Los imperialistas no habrían podido jamás lograr el apoyo
de más de media población libia si Gadafi no fuese odiado
por ella.
Francia,
Italia y el Reino Unido se apoderarán ahora directamente de
las refinerías que ya tenían como concesión de Gadafi, y
del control del petróleo libio, reduciendo, por
consiguiente, el precio del combustible para esos países y,
para lograrlo, maniobrarán sus piezas en el gobierno de
Bengasi entrando en roces con Estados Unidos que quiere,
sobre todo, hacer de Libia un centro para sostener a Israel
y para frenar la rebelión democrática árabe.
La principal
fuerza de este colonialismo europeo-estadounidense es la
heterogeneidad del Consejo Nacional de Transición (CNT) y
la despolitización y falta de dirección, así como de
proyectos revolucionarios democráticos en el sector más
avanzado del mismo, así como la total ausencia de
instituciones estatales mediadoras debido a la concentración
del poder en manos de Gadafi y de sus hijos y presuntos
herederos. De modo que la caída del gobernante –dada la
imposibilidad actual de los colonialistas de enviar tropas y
de poner gobernadores propios– llevará a una guerra de
bandas entre los agentes de las diversas potencias, los
diferentes grupos presentes en el CNT y las tribus (que
controlan diferentes unidades militares). Se cruzarán las
vendettas y será difícil formar un gobierno que convoque a
elecciones parlamentarias, dada la carencia de partidos y de
vida democrática. Además, con respecto a la OTAN, una cosa
es el CNT y otra muy diferente la voluntad de sus seguidores
en la oposición a Gadafi.
Mientras
tanto, la alianza imperialista convertirá a Libia en una
base para tratar de controlar la rebelión en los países
vecinos y para impulsar a la baja los precios del petróleo,
aliviando la factura energética de sus industrias en
crisis.

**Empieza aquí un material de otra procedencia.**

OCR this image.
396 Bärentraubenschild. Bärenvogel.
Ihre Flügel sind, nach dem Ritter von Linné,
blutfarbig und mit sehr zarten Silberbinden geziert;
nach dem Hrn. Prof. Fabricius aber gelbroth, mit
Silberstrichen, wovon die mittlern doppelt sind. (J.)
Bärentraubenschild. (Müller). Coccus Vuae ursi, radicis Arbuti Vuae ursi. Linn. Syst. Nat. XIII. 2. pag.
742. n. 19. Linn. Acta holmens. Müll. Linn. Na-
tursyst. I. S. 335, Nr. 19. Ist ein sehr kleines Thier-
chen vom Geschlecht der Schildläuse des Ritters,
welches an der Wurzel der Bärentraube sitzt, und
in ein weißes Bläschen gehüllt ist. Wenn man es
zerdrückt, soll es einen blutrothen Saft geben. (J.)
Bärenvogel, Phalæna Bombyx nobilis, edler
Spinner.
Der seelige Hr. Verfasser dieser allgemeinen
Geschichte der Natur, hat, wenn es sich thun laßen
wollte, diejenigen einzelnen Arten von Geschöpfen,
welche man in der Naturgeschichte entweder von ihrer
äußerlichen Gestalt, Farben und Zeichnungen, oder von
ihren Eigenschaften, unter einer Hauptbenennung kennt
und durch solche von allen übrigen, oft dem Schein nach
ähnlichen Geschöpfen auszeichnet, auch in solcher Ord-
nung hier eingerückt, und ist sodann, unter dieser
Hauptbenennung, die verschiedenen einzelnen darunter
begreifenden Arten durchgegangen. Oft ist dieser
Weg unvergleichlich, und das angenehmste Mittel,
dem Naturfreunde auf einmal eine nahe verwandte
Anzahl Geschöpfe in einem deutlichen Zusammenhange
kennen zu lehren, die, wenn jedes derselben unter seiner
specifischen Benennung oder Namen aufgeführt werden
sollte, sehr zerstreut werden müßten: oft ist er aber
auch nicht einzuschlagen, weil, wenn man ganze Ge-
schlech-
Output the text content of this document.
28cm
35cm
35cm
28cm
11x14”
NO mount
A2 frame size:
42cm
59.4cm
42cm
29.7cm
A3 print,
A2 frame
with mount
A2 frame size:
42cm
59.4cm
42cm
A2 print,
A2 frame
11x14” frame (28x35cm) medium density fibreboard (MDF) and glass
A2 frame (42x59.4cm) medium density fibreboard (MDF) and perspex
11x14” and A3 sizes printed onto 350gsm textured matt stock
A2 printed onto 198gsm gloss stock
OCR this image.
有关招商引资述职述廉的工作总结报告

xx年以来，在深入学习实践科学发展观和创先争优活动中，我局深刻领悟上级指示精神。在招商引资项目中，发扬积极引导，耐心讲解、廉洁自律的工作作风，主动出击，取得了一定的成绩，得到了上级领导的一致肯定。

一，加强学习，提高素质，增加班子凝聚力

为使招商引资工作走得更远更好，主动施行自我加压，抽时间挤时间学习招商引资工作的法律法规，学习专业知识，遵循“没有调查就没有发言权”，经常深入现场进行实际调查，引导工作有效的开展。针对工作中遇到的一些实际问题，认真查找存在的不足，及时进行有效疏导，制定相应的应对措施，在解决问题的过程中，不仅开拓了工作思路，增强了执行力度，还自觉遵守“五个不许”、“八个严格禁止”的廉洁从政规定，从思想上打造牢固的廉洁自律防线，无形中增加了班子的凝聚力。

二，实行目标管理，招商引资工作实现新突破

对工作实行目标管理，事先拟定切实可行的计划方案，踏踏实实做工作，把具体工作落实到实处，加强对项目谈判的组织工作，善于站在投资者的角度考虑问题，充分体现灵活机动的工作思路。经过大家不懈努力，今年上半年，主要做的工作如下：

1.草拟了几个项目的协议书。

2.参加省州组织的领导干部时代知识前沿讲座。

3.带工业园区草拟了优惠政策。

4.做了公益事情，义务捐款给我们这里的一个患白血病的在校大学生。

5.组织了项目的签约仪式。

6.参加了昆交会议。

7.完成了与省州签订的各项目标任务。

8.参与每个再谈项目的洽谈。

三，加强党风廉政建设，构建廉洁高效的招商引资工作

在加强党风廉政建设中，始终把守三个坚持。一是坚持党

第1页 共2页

Todos los que se proclaman antiimperialistas deberían
concentrarse ahora en defender la absoluta soberanía del
pueblo libio, en impedir el desembarco militar de la OTAN en
esa nación norafricana, en expulsar de ahí a los
representantes de aquélla y en exigir que la democratización
del país la hagan sus ciudadanos mediante una asamblea
constituyente, donde determinen el carácter del futuro régimen
y quién será dueño de los recursos naturales del país.
El imperialismo e Israel se apoyan en agentes como Noriega,
Saddam Hussein, Mubarak o Gadafi y después los abandonan.
Defenderlos en nombre de una “izquierda”
antiimperialista es aberrante.
(*) Guillermo Almeyra, historiador, nacido en Buenos Aires en 1928 y radicado en México, doctor en Ciencias Políticas por la Universidad de París, es columnista del diario mexicano La Jornada y ha sido profesor de la Universidad Nacional Autónoma de México y de la Universidad Autónoma Metropolitana, unidad Xochimilco. Entre otras obras ha publicado “Polonia: obreros, burócratas, socialismo” (1981), “Ética y Rebelión” (1998), “El Istmo de Tehuantepec en el Plan Puebla Panamá” (2004), “La protesta social en la Argentina” (1990–2004) (Ediciones Continente, 2004) y “Zapatistas–Un mundo en construcción” (2006).